Animali, vegetali, persone, sentimenti, pensieri, ovvero merci e flussi di merci, e in definitiva tutto ciò che si muove in e per il territorio (quello del nord-est), si regola sullo stesso metronomo, “lavora” con gli stessi secondi, o meglio, nel caso umano, ne ha l’impressione; ma negli interstizi, nelle pieghe, nei bordi, negli spazi residui, abbandonati, ai margini, fuori dal flusso, un altro tempo lavora e così in ogni caso moriamo. Curioso: i luoghi in cui più intensamente se ne percepisce la presenza sono le fabbriche abbandonate. La prima impressione che si ricava, esplorando questi spazi, è che lì il tempo si sia improvvisamente fermato, ma naturalmente no, non è così, solo non scorre, non fluisce, soggiorna, abita il luogo, ne pervade l’atmosfera, si fa respirare, toccare, pensare, e nel mentre lavora, indifferente, con ostinata determinazione.
Un po’ diario, un po’ saggio, un po’ monologo. Tristissimi giardini di Vitaliano Trevisan è tutto questo e di più. È uno dei libri più interessanti del panorama della narrativa italiana in grado di raccontare un territorio – quello del nordest – a suo modo emblematico e rappresentativo dell’intero Paese. In ciò che Trevisan racconta nel libro e in questo spettacolo c’è sì il Veneto contemporaneo con la sua “periferia diffusa” ma anche l’Italia tutta con le sue contraddizioni.

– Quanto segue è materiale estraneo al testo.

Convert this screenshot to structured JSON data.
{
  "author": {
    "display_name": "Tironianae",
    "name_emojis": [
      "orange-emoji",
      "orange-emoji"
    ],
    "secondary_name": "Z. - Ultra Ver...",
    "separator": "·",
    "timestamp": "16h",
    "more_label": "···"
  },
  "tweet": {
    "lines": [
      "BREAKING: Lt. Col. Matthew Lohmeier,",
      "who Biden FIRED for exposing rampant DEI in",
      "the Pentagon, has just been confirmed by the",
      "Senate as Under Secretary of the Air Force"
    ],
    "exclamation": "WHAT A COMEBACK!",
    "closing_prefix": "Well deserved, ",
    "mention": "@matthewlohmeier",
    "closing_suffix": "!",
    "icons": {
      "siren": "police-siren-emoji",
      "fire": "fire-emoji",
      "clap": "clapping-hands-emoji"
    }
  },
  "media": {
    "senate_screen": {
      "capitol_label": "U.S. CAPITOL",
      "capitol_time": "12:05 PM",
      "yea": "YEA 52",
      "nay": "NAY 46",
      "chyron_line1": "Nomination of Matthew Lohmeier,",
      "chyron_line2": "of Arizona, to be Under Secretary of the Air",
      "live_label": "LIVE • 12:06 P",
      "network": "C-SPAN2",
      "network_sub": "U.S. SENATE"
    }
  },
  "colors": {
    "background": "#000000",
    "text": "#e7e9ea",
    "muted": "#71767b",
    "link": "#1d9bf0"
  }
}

Vitaliano Trevisan è attore e scrittore, edito in Italia da Einaudi, Laterza, Sironi e tradotto in Francia da Gallimard e Verdier con una produzione ampia: romanzi, testi teatrali, sceneggiature – tra quest’ultime quella per Primo amore di Matteo Garrone. Al suo fianco sul palcoscenico Ettore Martin, sassofonista, compositore e arrangiatore di Vicenza che vanta vari lavori discografici – cinque gli album a suo nome –, numerose collaborazioni con artisti come Cecil Bridgewater, Paolo Birro, David Boato, Robert Bonisolo, Lee Harper, Cheryl Porter, Saverio Tasca e performance in noti festival internazionali.